Während Frauen am afghanischen Arbeitsmarkt eine nur untergeordnete Rolle spielen, so stellen jedoch im Agrasektor 33% und im Textilbereich 65% der Arbeitskräfte (STDOK 10.2020; vgl. CSO 2018)
2.5.4. Medizinische Versorgung
Das afghanische Gesundheitsministerium gab an, dass 60 % der Menschen im April 2018 Zugang zu Gesundheitsdiensten hatten, wobei der Zugang als eine Stunde Fußweg zur nächsten Klinik definiert wurde. Trotz der Tatsache, dass die Gesundheitsversorgung laut afghanischer Verfassung kostenlos sein sollte, müssen die Menschen in vielen öffentlichen Einrichtungen für Medikamente, Arzthonorare, Labortests und stationäre Versorgung bezahlen. Hohe Behandlungskosten sind der Hauptgrund, weswegen die Behandlung vermieden wird (EASO, Kapitel Common Analysis: Afghanistan, V).
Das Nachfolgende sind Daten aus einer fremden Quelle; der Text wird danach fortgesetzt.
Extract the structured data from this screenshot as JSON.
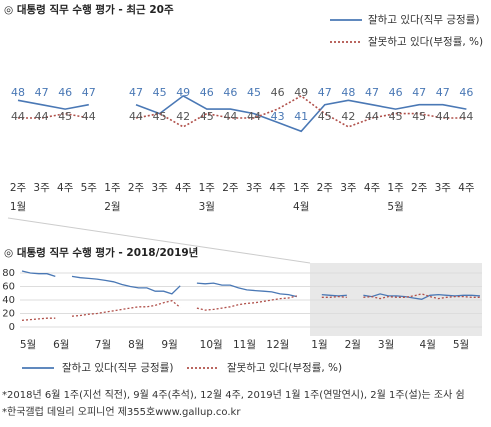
{
  "chart_data": [
    {
      "type": "line",
      "title": "◎  대통령 직무 수행 평가 - 최근 20주",
      "categories": [
        "2주",
        "3주",
        "4주",
        "5주",
        "1주",
        "2주",
        "3주",
        "4주",
        "1주",
        "2주",
        "3주",
        "4주",
        "1주",
        "2주",
        "3주",
        "4주",
        "1주",
        "2주",
        "3주",
        "4주"
      ],
      "months": [
        "1월",
        null,
        null,
        null,
        "2월",
        null,
        null,
        null,
        "3월",
        null,
        null,
        null,
        "4월",
        null,
        null,
        null,
        "5월",
        null,
        null,
        null
      ],
      "ylim": [
        30,
        65
      ],
      "series": [
        {
          "name": "잘하고 있다(직무 긍정률)",
          "color": "#4a78b5",
          "style": "solid",
          "values": [
            48,
            47,
            46,
            47,
            null,
            47,
            45,
            49,
            46,
            46,
            45,
            43,
            41,
            47,
            48,
            47,
            46,
            47,
            47,
            46
          ]
        },
        {
          "name": "잘못하고 있다(부정률, %)",
          "color": "#b0504a",
          "style": "dotted",
          "values": [
            44,
            44,
            45,
            44,
            null,
            44,
            45,
            42,
            45,
            44,
            44,
            46,
            49,
            45,
            42,
            44,
            45,
            45,
            44,
            44
          ]
        }
      ]
    },
    {
      "type": "line",
      "title": "◎  대통령 직무 수행 평가 - 2018/2019년",
      "categories": [
        "5월",
        null,
        null,
        null,
        "6월",
        null,
        null,
        null,
        null,
        "7월",
        null,
        null,
        null,
        "8월",
        null,
        null,
        null,
        "9월",
        null,
        null,
        null,
        null,
        "10월",
        null,
        null,
        null,
        "11월",
        null,
        null,
        null,
        "12월",
        null,
        null,
        null,
        null,
        "1월",
        null,
        null,
        null,
        "2월",
        null,
        null,
        null,
        "3월",
        null,
        null,
        null,
        null,
        "4월",
        null,
        null,
        null,
        "5월",
        null,
        null,
        null
      ],
      "ylim": [
        0,
        80
      ],
      "yticks": [
        0,
        20,
        40,
        60,
        80
      ],
      "grid": true,
      "series": [
        {
          "name": "잘하고 있다(직무 긍정률)",
          "color": "#4a78b5",
          "style": "solid",
          "values": [
            83,
            80,
            79,
            79,
            75,
            null,
            75,
            73,
            72,
            71,
            69,
            67,
            63,
            60,
            58,
            58,
            53,
            53,
            49,
            61,
            null,
            65,
            64,
            65,
            62,
            62,
            58,
            55,
            54,
            53,
            52,
            49,
            48,
            45,
            null,
            null,
            48,
            47,
            46,
            47,
            null,
            47,
            45,
            49,
            46,
            46,
            45,
            43,
            41,
            47,
            48,
            47,
            46,
            47,
            47,
            46
          ]
        },
        {
          "name": "잘못하고 있다(부정률, %)",
          "color": "#b0504a",
          "style": "dotted",
          "values": [
            10,
            11,
            12,
            13,
            13,
            null,
            16,
            17,
            19,
            20,
            22,
            24,
            26,
            28,
            30,
            30,
            32,
            36,
            39,
            29,
            null,
            28,
            25,
            26,
            28,
            30,
            33,
            35,
            36,
            38,
            40,
            42,
            43,
            46,
            null,
            null,
            44,
            44,
            45,
            44,
            null,
            44,
            45,
            42,
            45,
            44,
            44,
            46,
            49,
            45,
            42,
            44,
            45,
            45,
            44,
            44
          ]
        }
      ]
    }
  ],
  "notes": [
    "*2018년 6월 1주(지선 직전), 9월 4주(추석), 12월 4주, 2019년 1월 1주(연말연시), 2월 1주(설)는 조사 쉼",
    "*한국갤럽 데일리 오피니언 제355호www.gallup.co.kr"
  ]
}
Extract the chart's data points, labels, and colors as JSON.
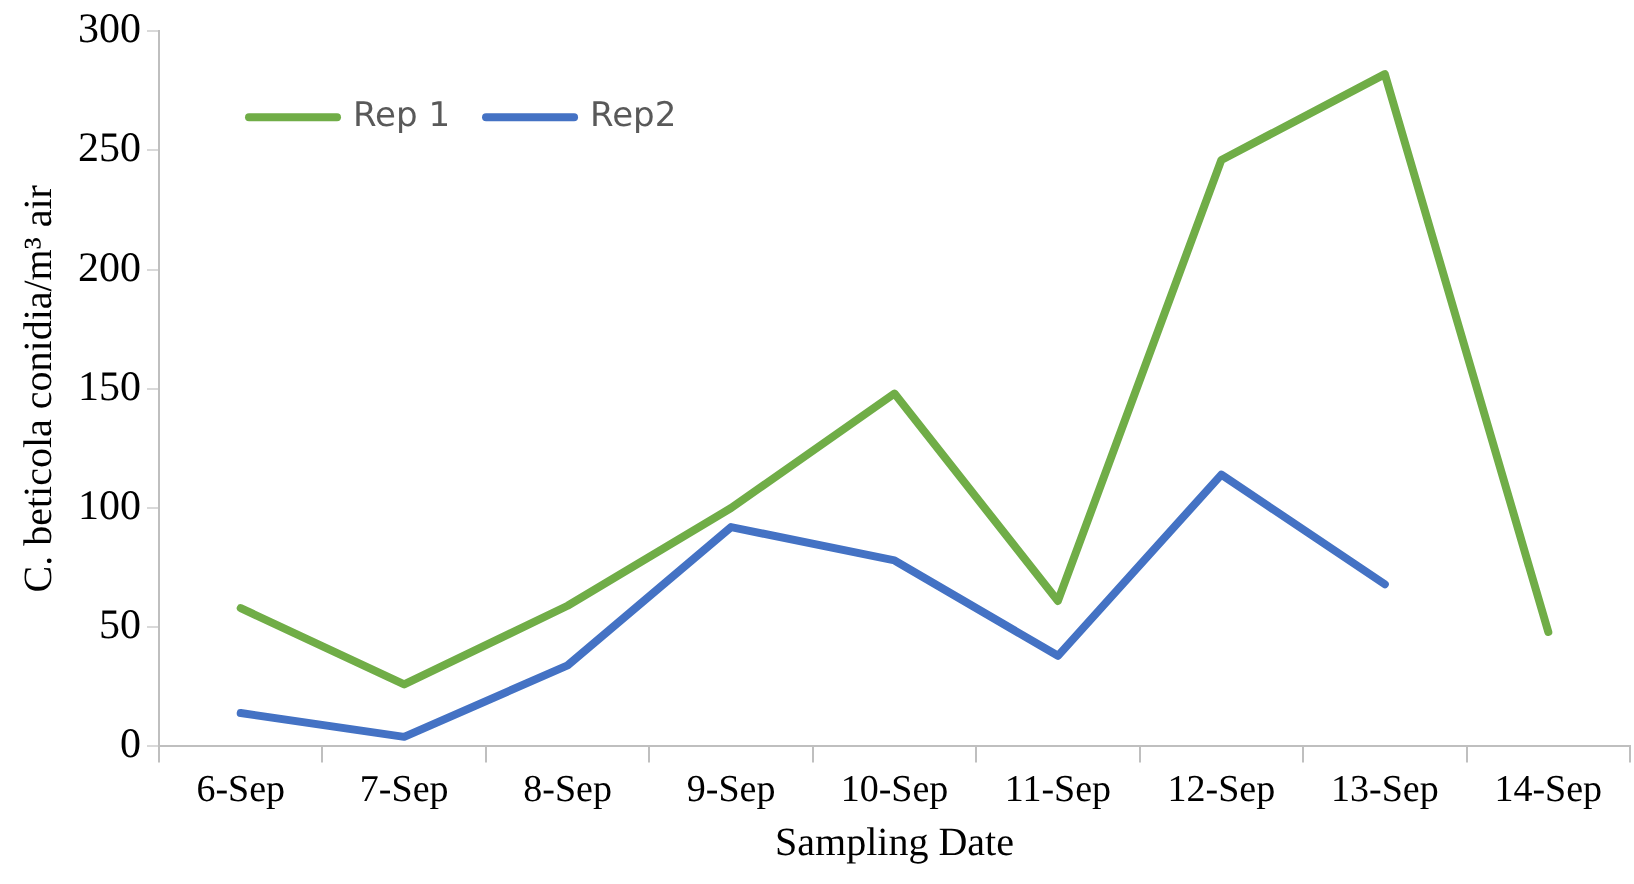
{
  "chart_data": {
    "type": "line",
    "xlabel": "Sampling Date",
    "ylabel": "C. beticola conidia/m³ air",
    "categories": [
      "6-Sep",
      "7-Sep",
      "8-Sep",
      "9-Sep",
      "10-Sep",
      "11-Sep",
      "12-Sep",
      "13-Sep",
      "14-Sep"
    ],
    "series": [
      {
        "name": "Rep 1",
        "color": "#70ad47",
        "values": [
          58,
          26,
          59,
          100,
          148,
          61,
          246,
          282,
          48
        ]
      },
      {
        "name": "Rep2",
        "color": "#4472c4",
        "values": [
          14,
          4,
          34,
          92,
          78,
          38,
          114,
          68,
          null
        ]
      }
    ],
    "ylim": [
      0,
      300
    ],
    "yticks": [
      0,
      50,
      100,
      150,
      200,
      250,
      300
    ],
    "grid": false,
    "legend": "top left",
    "marker": "none",
    "line_style": "solid"
  }
}
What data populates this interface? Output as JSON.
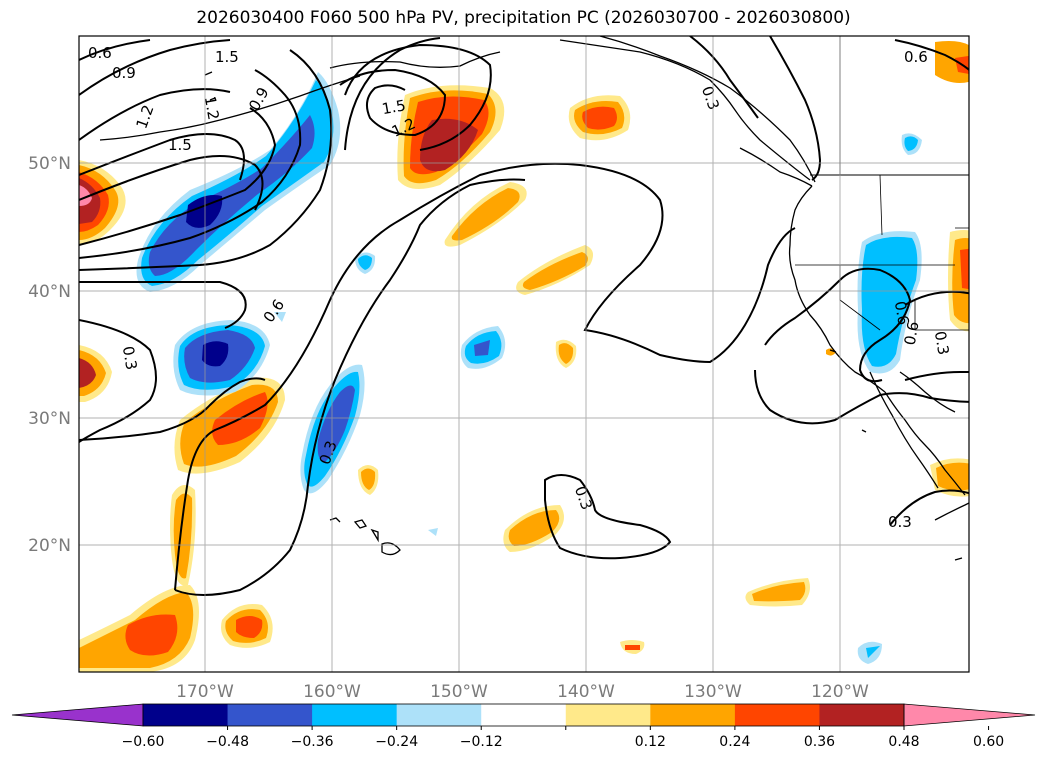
{
  "title": "2026030400 F060 500 hPa PV, precipitation PC (2026030700 - 2026030800)",
  "map": {
    "lat_labels": [
      "50°N",
      "40°N",
      "30°N",
      "20°N"
    ],
    "lon_labels": [
      "170°W",
      "160°W",
      "150°W",
      "140°W",
      "130°W",
      "120°W"
    ],
    "contour_labels": [
      "0.6",
      "0.9",
      "1.5",
      "1.2",
      "1.2",
      "0.9",
      "1.5",
      "1.2",
      "1.5",
      "0.3",
      "0.6",
      "0.3",
      "0.3",
      "0.3",
      "0.6",
      "0.6",
      "0.3",
      "0.6",
      "0.3"
    ]
  },
  "chart_data": {
    "type": "map",
    "title": "2026030400 F060 500 hPa PV, precipitation PC (2026030700 - 2026030800)",
    "variables": [
      "500 hPa PV (contours)",
      "precipitation PC (shaded)"
    ],
    "lon_range": [
      -180,
      -110
    ],
    "lat_range": [
      10,
      60
    ],
    "lat_ticks": [
      "50°N",
      "40°N",
      "30°N",
      "20°N"
    ],
    "lon_ticks": [
      "170°W",
      "160°W",
      "150°W",
      "140°W",
      "130°W",
      "120°W"
    ],
    "pv_contour_levels": [
      0.3,
      0.6,
      0.9,
      1.2,
      1.5
    ],
    "colorbar": {
      "ticks": [
        "−0.60",
        "−0.48",
        "−0.36",
        "−0.24",
        "−0.12",
        "0.12",
        "0.24",
        "0.36",
        "0.48",
        "0.60"
      ],
      "colors": [
        "#9932CC",
        "#00008B",
        "#3455CC",
        "#00BFFF",
        "#ADE1F9",
        "#FFFFFF",
        "#FFE98A",
        "#FFA500",
        "#FF4500",
        "#B22222",
        "#FF88AA"
      ],
      "extend": "both"
    }
  }
}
90% der medizinischen Versorgung in Afghanistan werden nicht direkt vom Staat zur Verfügung gestellt, sondern von nationalen und internationalen NGOs, die über ein Vertragssystem beauftragt werden. Über dieses Vertragssystem wird sowohl primäre, als auch sekundäre und tertiäre medizinische Versorgung zur Verfügung gestellt. Allerdings mangelt es an Investitionen in medizinische Infrastruktur. Der Bauzustand vieler Kliniken ist schlecht. Während in den Städten ein ausreichendes Netz von Krankenhäusern und Kliniken besteht, ist es in den ländlichen Gebieten für viele Afghanen schwierig, eine Klinik oder ein Krankenhaus zu erreichen (LIB, Kapitel 22).
Psychische Krankheiten wie posttraumatische Belastungsstörung, Depression und Angstzustände – die oft durch den Krieg hervorgerufen wurden – sind in Afghanistan weit verbreitet, es gibt aber nur geringe Kapazitäten zur Behandlung dieser Erkrankungen. Spezifische Medikamente sind grundsätzlich verfügbar (LIB, Kapitel 22.1).